「 月下美人 」
森 芳 江(板橋区)
「今年は豊作だった」と、呟きがもれた。
自宅にある2鉢の月下美人が12個の蕾をつけた。一斉に咲いたときを想像したら心臓が早鐘を打った。ところが、蕾が4cm位のときに4個落ちてしまい8個になった。
蕾が日に日に膨らんで開花の日を迎えた。昨年は5個だったが今年は記録を更新したことになる。
私は毎年「開花ショー」と称して友人をよんで一夜限りの花を観賞しながら、おしゃべりの花を咲かせる。
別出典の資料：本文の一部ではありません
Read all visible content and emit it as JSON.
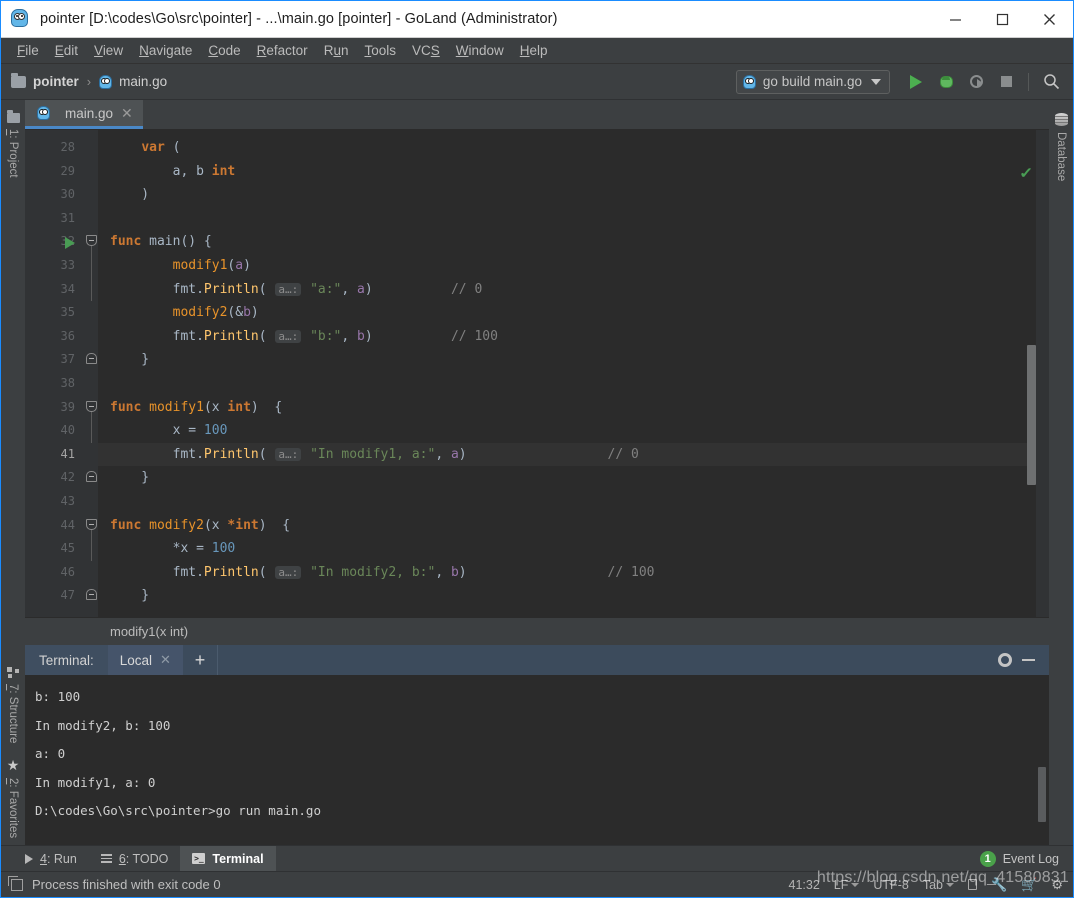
{
  "window": {
    "title": "pointer [D:\\codes\\Go\\src\\pointer] - ...\\main.go [pointer] - GoLand (Administrator)",
    "minimize_label": "—",
    "maximize_label": "□",
    "close_label": "✕"
  },
  "menubar": {
    "items": [
      {
        "label": "File",
        "mnemonic": "F",
        "rest": "ile"
      },
      {
        "label": "Edit",
        "mnemonic": "E",
        "rest": "dit"
      },
      {
        "label": "View",
        "mnemonic": "V",
        "rest": "iew"
      },
      {
        "label": "Navigate",
        "mnemonic": "N",
        "rest": "avigate"
      },
      {
        "label": "Code",
        "mnemonic": "C",
        "rest": "ode"
      },
      {
        "label": "Refactor",
        "mnemonic": "R",
        "rest": "efactor"
      },
      {
        "label": "Run",
        "mnemonic": "u",
        "pre": "R",
        "rest": "n"
      },
      {
        "label": "Tools",
        "mnemonic": "T",
        "rest": "ools"
      },
      {
        "label": "VCS",
        "mnemonic": "S",
        "pre": "VC",
        "rest": ""
      },
      {
        "label": "Window",
        "mnemonic": "W",
        "rest": "indow"
      },
      {
        "label": "Help",
        "mnemonic": "H",
        "rest": "elp"
      }
    ]
  },
  "navbar": {
    "breadcrumb_project": "pointer",
    "breadcrumb_separator": "›",
    "breadcrumb_file": "main.go",
    "run_config": "go build main.go",
    "run_tooltip": "Run",
    "debug_tooltip": "Debug",
    "coverage_tooltip": "Run with Coverage",
    "stop_tooltip": "Stop",
    "search_tooltip": "Search Everywhere"
  },
  "left_rail": {
    "project": {
      "num": "1",
      "label": ": Project"
    },
    "structure": {
      "num": "7",
      "label": ": Structure"
    },
    "favorites": {
      "num": "2",
      "label": ": Favorites"
    }
  },
  "right_rail": {
    "database": "Database"
  },
  "editor": {
    "tab_name": "main.go",
    "tab_close": "✕",
    "breadcrumb": "modify1(x int)",
    "accent_color": "#4a88c7",
    "lines": [
      {
        "n": "28",
        "tokens": [
          {
            "t": "    ",
            "c": "pln"
          },
          {
            "t": "var",
            "c": "k"
          },
          {
            "t": " (",
            "c": "pln"
          }
        ]
      },
      {
        "n": "29",
        "tokens": [
          {
            "t": "        a, b ",
            "c": "pln"
          },
          {
            "t": "int",
            "c": "k"
          }
        ]
      },
      {
        "n": "30",
        "tokens": [
          {
            "t": "    )",
            "c": "pln"
          }
        ]
      },
      {
        "n": "31",
        "tokens": []
      },
      {
        "n": "32",
        "run": true,
        "fold": "open",
        "tokens": [
          {
            "t": "func ",
            "c": "k"
          },
          {
            "t": "main",
            "c": "pln"
          },
          {
            "t": "() {",
            "c": "pln"
          }
        ]
      },
      {
        "n": "33",
        "tokens": [
          {
            "t": "        ",
            "c": "pln"
          },
          {
            "t": "modify1",
            "c": "fnorange"
          },
          {
            "t": "(",
            "c": "pln"
          },
          {
            "t": "a",
            "c": "var"
          },
          {
            "t": ")",
            "c": "pln"
          }
        ]
      },
      {
        "n": "34",
        "tokens": [
          {
            "t": "        fmt.",
            "c": "pln"
          },
          {
            "t": "Println",
            "c": "fn"
          },
          {
            "t": "( ",
            "c": "pln"
          },
          {
            "t": "a…:",
            "c": "hint"
          },
          {
            "t": " ",
            "c": "pln"
          },
          {
            "t": "\"a:\"",
            "c": "str"
          },
          {
            "t": ", ",
            "c": "pln"
          },
          {
            "t": "a",
            "c": "var"
          },
          {
            "t": ")",
            "c": "pln"
          },
          {
            "t": "          ",
            "c": "pln"
          },
          {
            "t": "// 0",
            "c": "cmt"
          }
        ]
      },
      {
        "n": "35",
        "tokens": [
          {
            "t": "        ",
            "c": "pln"
          },
          {
            "t": "modify2",
            "c": "fnorange"
          },
          {
            "t": "(&",
            "c": "pln"
          },
          {
            "t": "b",
            "c": "var"
          },
          {
            "t": ")",
            "c": "pln"
          }
        ]
      },
      {
        "n": "36",
        "tokens": [
          {
            "t": "        fmt.",
            "c": "pln"
          },
          {
            "t": "Println",
            "c": "fn"
          },
          {
            "t": "( ",
            "c": "pln"
          },
          {
            "t": "a…:",
            "c": "hint"
          },
          {
            "t": " ",
            "c": "pln"
          },
          {
            "t": "\"b:\"",
            "c": "str"
          },
          {
            "t": ", ",
            "c": "pln"
          },
          {
            "t": "b",
            "c": "var"
          },
          {
            "t": ")",
            "c": "pln"
          },
          {
            "t": "          ",
            "c": "pln"
          },
          {
            "t": "// 100",
            "c": "cmt"
          }
        ]
      },
      {
        "n": "37",
        "fold": "close",
        "tokens": [
          {
            "t": "    }",
            "c": "pln"
          }
        ]
      },
      {
        "n": "38",
        "tokens": []
      },
      {
        "n": "39",
        "fold": "open",
        "tokens": [
          {
            "t": "func ",
            "c": "k"
          },
          {
            "t": "modify1",
            "c": "fnorange"
          },
          {
            "t": "(",
            "c": "pln"
          },
          {
            "t": "x ",
            "c": "pln"
          },
          {
            "t": "int",
            "c": "k"
          },
          {
            "t": ")  {",
            "c": "pln"
          }
        ]
      },
      {
        "n": "40",
        "tokens": [
          {
            "t": "        x = ",
            "c": "pln"
          },
          {
            "t": "100",
            "c": "num"
          }
        ]
      },
      {
        "n": "41",
        "cur": true,
        "hl": true,
        "tokens": [
          {
            "t": "        fmt.",
            "c": "pln"
          },
          {
            "t": "Println",
            "c": "fn"
          },
          {
            "t": "( ",
            "c": "pln"
          },
          {
            "t": "a…:",
            "c": "hint"
          },
          {
            "t": " ",
            "c": "pln"
          },
          {
            "t": "\"In modify1, a:\"",
            "c": "str"
          },
          {
            "t": ", ",
            "c": "pln"
          },
          {
            "t": "a",
            "c": "var"
          },
          {
            "t": ")",
            "c": "pln"
          },
          {
            "t": "                  ",
            "c": "pln"
          },
          {
            "t": "// 0",
            "c": "cmt"
          }
        ]
      },
      {
        "n": "42",
        "fold": "close",
        "tokens": [
          {
            "t": "    }",
            "c": "pln"
          }
        ]
      },
      {
        "n": "43",
        "tokens": []
      },
      {
        "n": "44",
        "fold": "open",
        "tokens": [
          {
            "t": "func ",
            "c": "k"
          },
          {
            "t": "modify2",
            "c": "fnorange"
          },
          {
            "t": "(",
            "c": "pln"
          },
          {
            "t": "x ",
            "c": "pln"
          },
          {
            "t": "*int",
            "c": "k"
          },
          {
            "t": ")  {",
            "c": "pln"
          }
        ]
      },
      {
        "n": "45",
        "tokens": [
          {
            "t": "        *x = ",
            "c": "pln"
          },
          {
            "t": "100",
            "c": "num"
          }
        ]
      },
      {
        "n": "46",
        "tokens": [
          {
            "t": "        fmt.",
            "c": "pln"
          },
          {
            "t": "Println",
            "c": "fn"
          },
          {
            "t": "( ",
            "c": "pln"
          },
          {
            "t": "a…:",
            "c": "hint"
          },
          {
            "t": " ",
            "c": "pln"
          },
          {
            "t": "\"In modify2, b:\"",
            "c": "str"
          },
          {
            "t": ", ",
            "c": "pln"
          },
          {
            "t": "b",
            "c": "var"
          },
          {
            "t": ")",
            "c": "pln"
          },
          {
            "t": "                  ",
            "c": "pln"
          },
          {
            "t": "// 100",
            "c": "cmt"
          }
        ]
      },
      {
        "n": "47",
        "fold": "close",
        "tokens": [
          {
            "t": "    }",
            "c": "pln"
          }
        ]
      }
    ]
  },
  "terminal": {
    "label": "Terminal:",
    "tab_name": "Local",
    "tab_close": "✕",
    "add_label": "+",
    "settings_tooltip": "Settings",
    "hide_tooltip": "Hide",
    "output": [
      "D:\\codes\\Go\\src\\pointer>go run main.go",
      "In modify1, a: 0",
      "a: 0",
      "In modify2, b: 100",
      "b: 100"
    ]
  },
  "tool_tabs": {
    "run": {
      "num": "4",
      "label": ": Run"
    },
    "todo": {
      "num": "6",
      "label": ": TODO"
    },
    "terminal": "Terminal",
    "event_log": "Event Log",
    "event_count": "1",
    "event_badge_color": "#4aa14a"
  },
  "statusbar": {
    "message": "Process finished with exit code 0",
    "caret": "41:32",
    "line_sep": "LF",
    "encoding": "UTF-8",
    "indent": "Tab",
    "watermark": "https://blog.csdn.net/qq_41580831"
  }
}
今年は、生まれて初めて見るという友人が「香りも花も上品ね」といい、その豪華な花の姿にウットリしていた。
月下美人を育て始めたきっかけは6年前、スイミング仲間の友人宅にお邪魔したときに、窓際に大きな鉢植えがあった。「これは何の花?」と聞いたら「月下美人よ。一晩だけの花だけど香りもいいし花もみごとよ」という。花の名前は聞いたことはあった
が見たことはなかった。ほしいなあと思った。そんな私の顔色を
キャッチした友人は「来年株分けしますよ」といった。そして、翌年初夏に50cmに満たない株を届けてもらった。
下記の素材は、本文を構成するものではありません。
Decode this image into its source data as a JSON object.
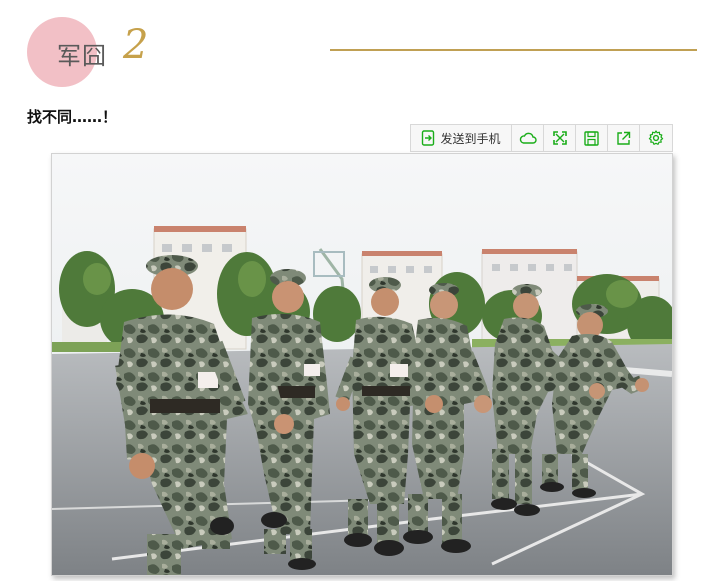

友人は「今年は無理だけど早ければ来年の夏には咲くかもしれませんよ」と言った。
そして、翌年8月初旬に友人が言ったとおり、蕾を2個見つけたときはワクワクした。毎日ベランダを覗いて蕾の様子を確かめるのが日課になった。8月30日、その日がきた。夜8時過ぎてから花びらが開きだした。まるで貴婦人がゆっくりと話かけているような様子だった。9時を過ぎた頃、きれいに開花した。程よい香りが部屋に漂って至福のひとときだった。
花をバックに写真を撮った。それをポストカードにして、株を分けて下さった友人に郵送した。すると「素敵な報告をありがとう。FAXでなく、スナップショットがとても粋です。私もこれから真似をします」と、とても喜んでくれた。
花が取り持つ縁で、うれしい言葉にも出会い、ネットワークが広がったことを大切にしたい。